The first paper she picked up was the one that said, "From Katie, To Mom." Even if she could barely read for crying, every word was her girl -- from, "So you'll never believe this, or actually you probably will, but we're in space! 'Voltron' turned out to be this giant robot warrior made of five robot lions, and guess what! I fly the green one! If you press the button on the picture stick, you can see," to, "And don't worry. I won't give up this fight until I find Dad and Matt. Like we always said, with your shield or on it."
That was her girl.
Almost all the other packets were labeled like she expected. From Lance to the McClain Clan went by her keyboard where it wouldn't get lost, followed by From Hunk to Mom, Dad, and Everybody. They both had addresses on them, although she knew where to send them. She'd have to do more research to deliver From Keith Kogane to whoever cares, which didn't have an address. She'd read it herself if she couldn't find someone. She remembered where she'd seen him now, talking to Shiro at one of those Garrison press events. Someone ought to read his letter.
The last three were all from Shiro. One, From Takashi, to Mother and Father. Naoko and Tetsuo Shirogane had made it clear enough that she was never to call them again, but surely they'd want to see this. The second was more formally written, despite still being on notebook paper: From Lt. Takashi Shirogane, to the Office of the President of the United Nations.
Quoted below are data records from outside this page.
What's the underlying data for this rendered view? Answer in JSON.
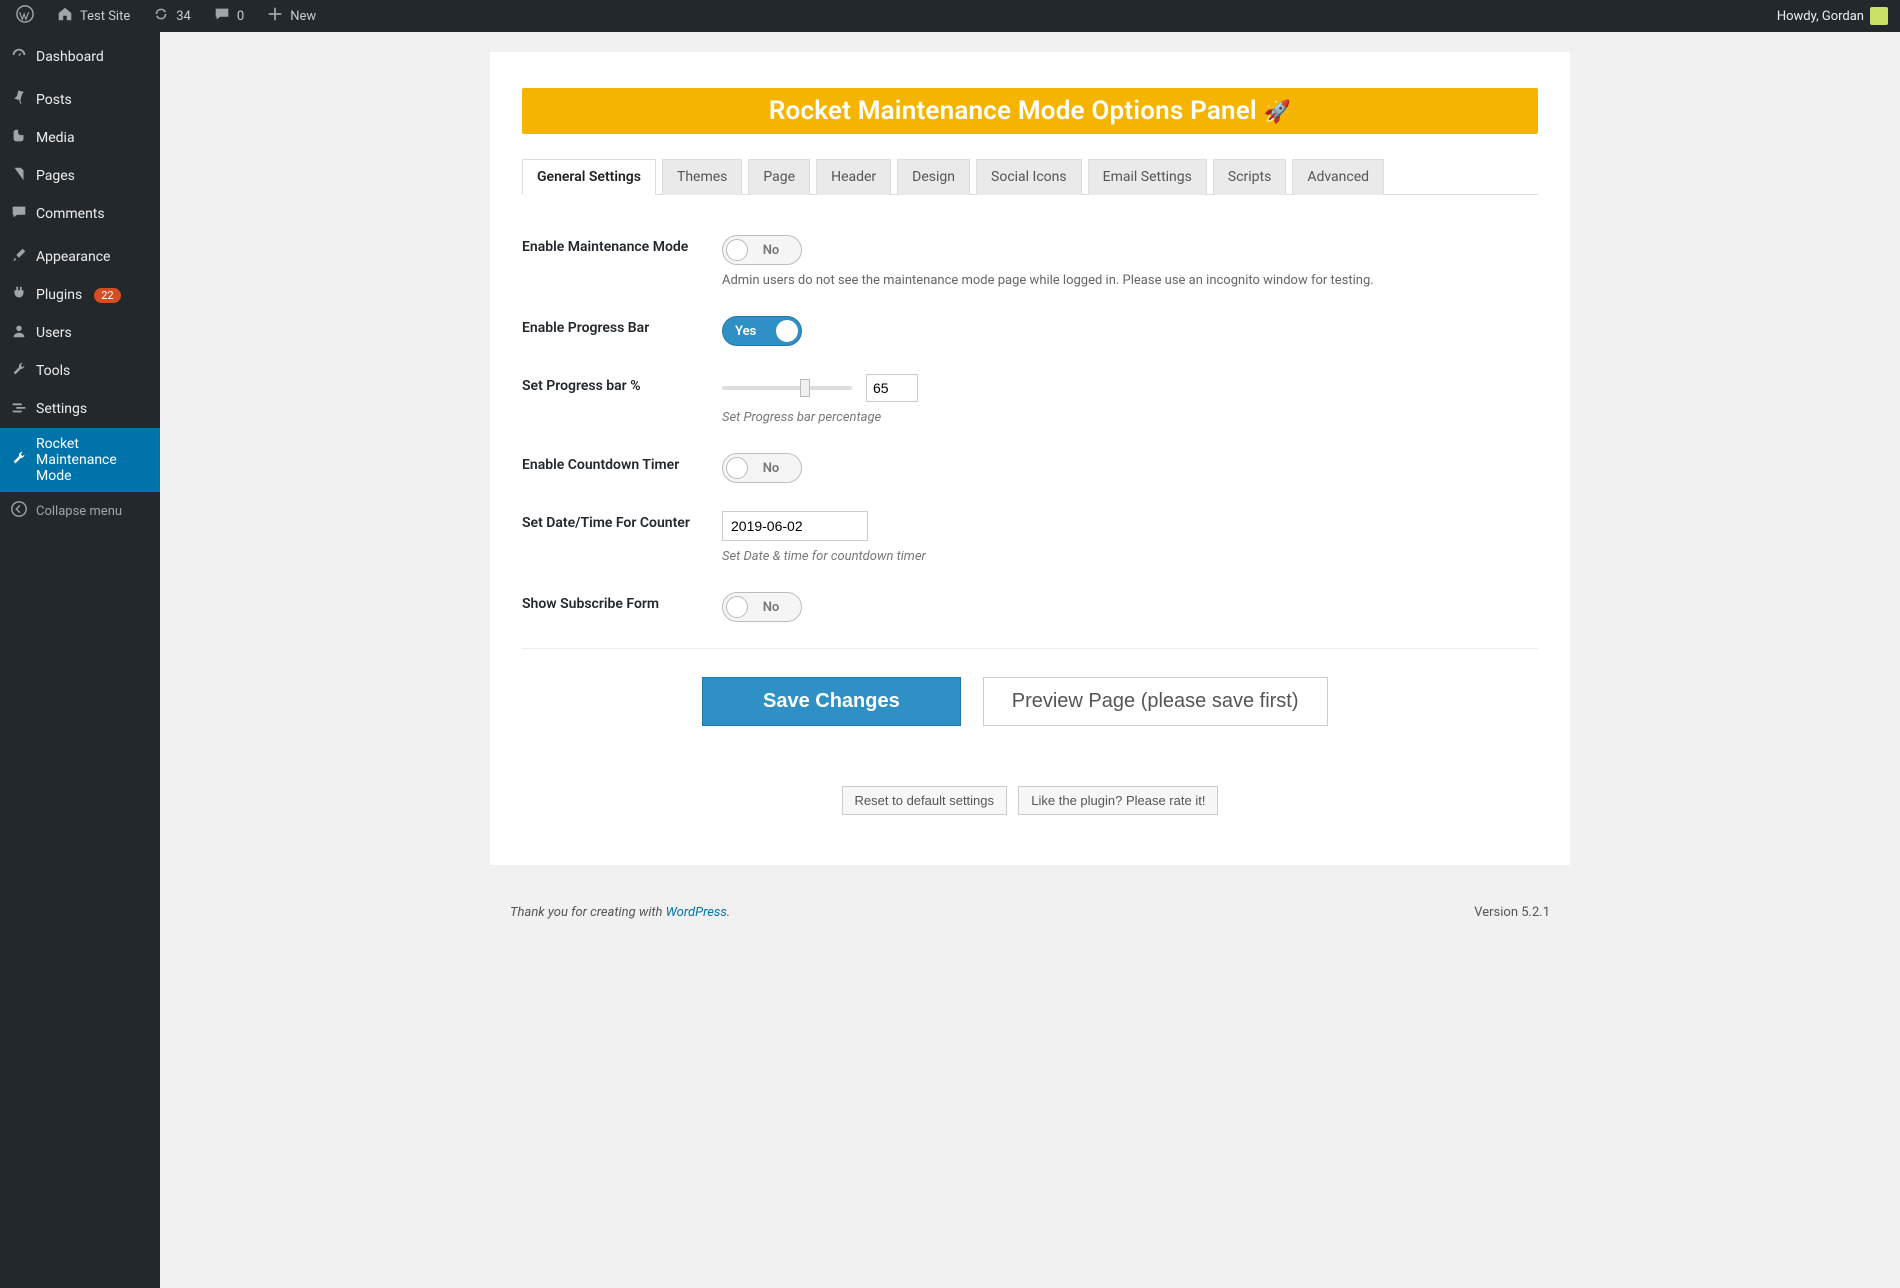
{
  "adminbar": {
    "site_name": "Test Site",
    "updates": "34",
    "comments": "0",
    "new": "New",
    "greeting": "Howdy, Gordan"
  },
  "sidebar": {
    "items": [
      {
        "label": "Dashboard"
      },
      {
        "label": "Posts"
      },
      {
        "label": "Media"
      },
      {
        "label": "Pages"
      },
      {
        "label": "Comments"
      },
      {
        "label": "Appearance"
      },
      {
        "label": "Plugins",
        "badge": "22"
      },
      {
        "label": "Users"
      },
      {
        "label": "Tools"
      },
      {
        "label": "Settings"
      },
      {
        "label": "Rocket Maintenance Mode"
      }
    ],
    "collapse": "Collapse menu"
  },
  "panel": {
    "title": "Rocket Maintenance Mode Options Panel",
    "tabs": [
      "General Settings",
      "Themes",
      "Page",
      "Header",
      "Design",
      "Social Icons",
      "Email Settings",
      "Scripts",
      "Advanced"
    ],
    "fields": {
      "enable_mm": {
        "label": "Enable Maintenance Mode",
        "value": "No",
        "desc": "Admin users do not see the maintenance mode page while logged in. Please use an incognito window for testing."
      },
      "enable_pb": {
        "label": "Enable Progress Bar",
        "value": "Yes"
      },
      "progress": {
        "label": "Set Progress bar %",
        "value": "65",
        "desc": "Set Progress bar percentage"
      },
      "enable_ct": {
        "label": "Enable Countdown Timer",
        "value": "No"
      },
      "datetime": {
        "label": "Set Date/Time For Counter",
        "value": "2019-06-02",
        "desc": "Set Date & time for countdown timer"
      },
      "subscribe": {
        "label": "Show Subscribe Form",
        "value": "No"
      }
    },
    "buttons": {
      "save": "Save Changes",
      "preview": "Preview Page (please save first)",
      "reset": "Reset to default settings",
      "rate": "Like the plugin? Please rate it!"
    }
  },
  "footer": {
    "thanks": "Thank you for creating with ",
    "wp": "WordPress",
    "dot": ".",
    "version": "Version 5.2.1"
  }
}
No doubt trying to inform someone that the Earth should be prepared for interstellar war, clearly not prepared to trust just one government with that information. Such a good boy! She'd have to call in some favors to get that letter to the UN President's hands, but she'd do it -- and make a copy first.
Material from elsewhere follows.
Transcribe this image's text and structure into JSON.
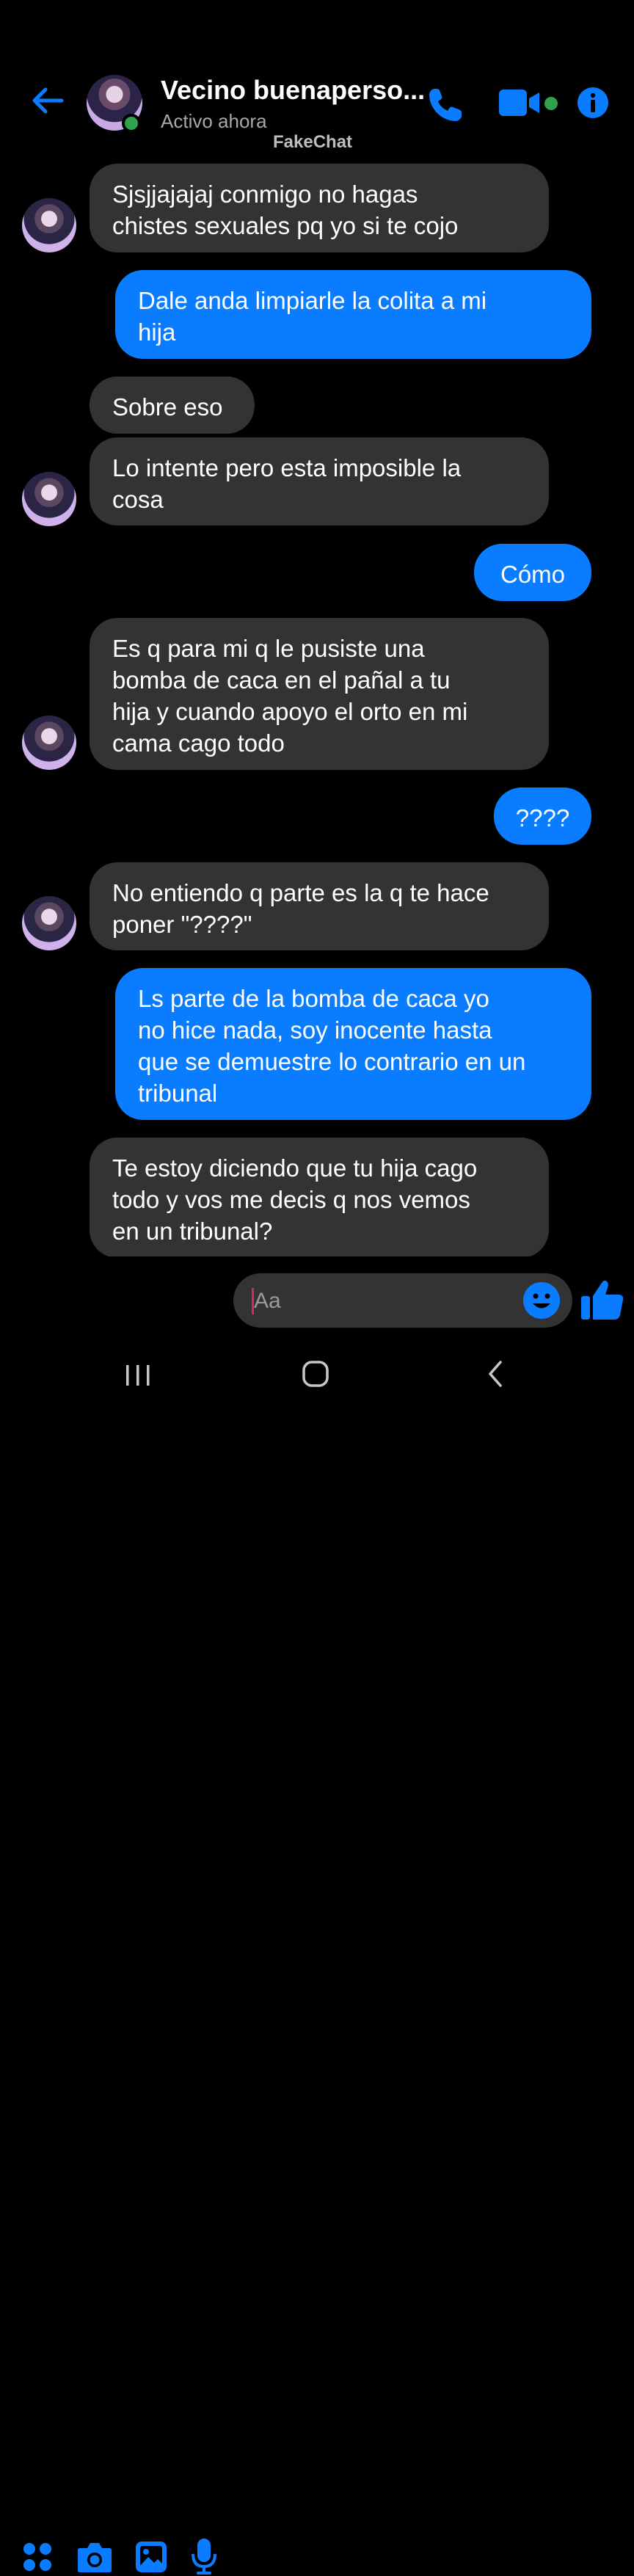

The last letter from Shiro was for her, with a small clicker folded inside. The device was labeled, "Do not push unless aliens invade!" in her daughter's handwriting.
"Dear Mrs. Holt: I regret to inform you that I was unable to bring Commander Sam Holt and Ensign Matthew Holt with me when I escaped from the enemy who captured us -- an alien empire known as the Galra. Your husband and your son were sent to a work camp, where I must believe they are still alive. It was an honor to serve with such good men, and it will be my further honor to bring your boys home as soon as we are able. Until then, with the permission of our host here in space, a woman named Allura whom I hope you can meet someday, I have enclosed a signal button for you. Please push it to summon us in the event that the Galra attempt to colonize Earth. Sincerely, and with my deepest apologies, Takashi Shirogane."
She'd tell Shiro a thing or two when he came home, Annabel thought, blotting her tears with a tissue. No doubt Sam would tell him off for feeling sorry over nothing before she got the chance, but she'd do it anyway.
Now, there were so many calls to make. All her media messaging needed to change, too. She'd have to make sure the planet was suitable to welcome them back, and very possibly, she'd have to ensure that Earth was ready for an interstellar war. A woman's work was never done!
But before that, she flipped through the pictures on the projection device until she got back to the group photo with her daughter smiling in the middle, and she read her letter another fifteen times. Lightly, making sure not to leave any tear stains on the paper, Annabel traced the last few words with her fingertips.
"Love from space, Katie. Or actually, Pidge. I've decided I like being Pidge. See you when we're done saving the universe!"